Conclusions: Our analysis demonstrates that COVES is independently associated with good and excellent functional outcomes at 90 days in minor AIS-LVO cases. Further prospective studies are needed to better understand the role of COVES in determining optimal management strategies for these patients.

Abbreviations: CS: Collateral status; COVES: Cortical vein opacification score; MT: mechanical thrombectomy; IVT: intravenous thrombolysis; NIHSS: National Institutes of Health Stroke Scale.

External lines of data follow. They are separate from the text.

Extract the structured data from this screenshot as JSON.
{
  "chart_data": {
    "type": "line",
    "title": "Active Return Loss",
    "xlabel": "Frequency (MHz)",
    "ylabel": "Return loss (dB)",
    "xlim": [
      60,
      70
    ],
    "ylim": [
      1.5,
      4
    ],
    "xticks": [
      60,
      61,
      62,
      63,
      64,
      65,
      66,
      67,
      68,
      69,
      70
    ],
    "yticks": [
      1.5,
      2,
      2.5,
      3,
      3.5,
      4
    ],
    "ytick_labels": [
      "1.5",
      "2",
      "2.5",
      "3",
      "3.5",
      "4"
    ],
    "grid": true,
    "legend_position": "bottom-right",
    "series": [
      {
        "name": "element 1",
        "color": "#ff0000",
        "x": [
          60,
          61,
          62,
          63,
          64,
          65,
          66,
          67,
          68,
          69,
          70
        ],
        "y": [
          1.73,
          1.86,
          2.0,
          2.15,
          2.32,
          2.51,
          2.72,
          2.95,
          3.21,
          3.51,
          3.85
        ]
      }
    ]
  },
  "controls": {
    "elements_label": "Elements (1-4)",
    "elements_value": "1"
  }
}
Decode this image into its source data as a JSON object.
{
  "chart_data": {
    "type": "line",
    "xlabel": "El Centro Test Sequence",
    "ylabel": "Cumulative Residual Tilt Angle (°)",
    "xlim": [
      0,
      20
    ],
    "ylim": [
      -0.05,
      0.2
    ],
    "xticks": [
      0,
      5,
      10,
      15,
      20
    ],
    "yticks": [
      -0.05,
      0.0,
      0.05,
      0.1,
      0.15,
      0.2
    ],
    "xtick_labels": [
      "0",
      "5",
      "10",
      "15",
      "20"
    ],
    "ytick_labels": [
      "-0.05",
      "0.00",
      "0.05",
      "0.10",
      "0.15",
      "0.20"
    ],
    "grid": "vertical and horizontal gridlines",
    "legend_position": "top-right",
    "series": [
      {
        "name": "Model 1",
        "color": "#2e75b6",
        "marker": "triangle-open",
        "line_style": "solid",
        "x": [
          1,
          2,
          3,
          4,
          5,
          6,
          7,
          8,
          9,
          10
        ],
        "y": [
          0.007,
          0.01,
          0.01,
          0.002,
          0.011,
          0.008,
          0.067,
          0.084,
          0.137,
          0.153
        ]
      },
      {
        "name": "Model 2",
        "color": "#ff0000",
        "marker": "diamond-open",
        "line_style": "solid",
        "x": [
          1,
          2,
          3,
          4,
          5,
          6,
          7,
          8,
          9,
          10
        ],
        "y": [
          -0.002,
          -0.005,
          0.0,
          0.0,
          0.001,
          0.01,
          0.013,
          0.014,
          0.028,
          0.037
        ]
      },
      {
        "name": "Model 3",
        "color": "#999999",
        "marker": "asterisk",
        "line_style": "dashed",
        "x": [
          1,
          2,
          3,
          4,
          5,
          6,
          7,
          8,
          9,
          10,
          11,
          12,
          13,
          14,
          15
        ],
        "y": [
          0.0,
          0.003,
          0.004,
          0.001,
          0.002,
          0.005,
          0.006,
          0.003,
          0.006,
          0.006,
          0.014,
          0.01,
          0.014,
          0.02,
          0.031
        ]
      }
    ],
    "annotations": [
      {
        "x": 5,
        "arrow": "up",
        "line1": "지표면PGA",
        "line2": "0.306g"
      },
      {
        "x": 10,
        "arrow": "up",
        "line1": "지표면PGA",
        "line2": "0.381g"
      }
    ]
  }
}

皮质静脉混浊评分(COVES)与轻度卒中前循环大血管闭塞患者90天的良好和优异功能预后独立相关:一项多中心研究。
背景:对于继发于大血管闭塞(AIS-LVO)和轻微中风的急性缺血性卒中患者的最合适的紧急治疗方法,目前还没有达成共识。这些患者被排除在先前评估LVO机械取栓(MT)疗效的随机对照试验之外,这使得确定最佳治疗方法具有挑战性。因此,识别能够预测功能结局的标志物对于鉴别这些患者是否患有MT非常重要。本研究旨在研究预处理临床和影像学标志物及其与轻度AIS- LVO患者90天功能结局的关系。方法:我们纳入了来自北美和欧洲四个地区的AIS-LVO和轻微卒中患者。轻度脑卒中定义为基线美国国立卫生研究院脑卒中量表(NIHSS)评分≤5分。主要结局指标,良好的功能结局,定义为90天时修改的Rankin量表(mRS)评分0-2分。次要结局,良好的功能结局,定义为90天mRS评分0-1。单变量和多变量logistic回归分析以及受试者工作特征(ROC)曲线分析。结果:在168例连续轻度卒中患者中,123例患者在90天功能预后良好,103例患者功能预后良好。皮质静脉混浊评分(COVES)与优秀和良好的功能预后均独立相关,而其他CT、CTA或CTP标记与这些预后均无显著相关性。COVES的ROC分析显示,预测良好功能预后的曲线下面积(AUC)为0.638 (95% CI: 0.517-0.759, p = 0.026),预测良好功能预后的曲线下面积(AUC)为0.689 (95% CI: 0.537-0.741, p = 0.008)。在接受机械取栓(MT)的亚组患者中也观察到类似的结果。有趣的是,静脉溶栓(IVT)和机械取栓(MT)都与功能预后无关。结论:我们的分析表明,在轻度AIS-LVO病例中,COVES与90天的良好和优异的功能预后独立相关。需要进一步的前瞻性研究来更好地了解COVES在确定这些患者的最佳管理策略中的作用。缩写词:CS:抵押品状态;COVES:皮质静脉混浊评分;MT:机械取栓;IVT:静脉溶栓;NIHSS:美国国立卫生研究院卒中量表。
本文章由计算机程序翻译,如有差异,请以英文原文为准。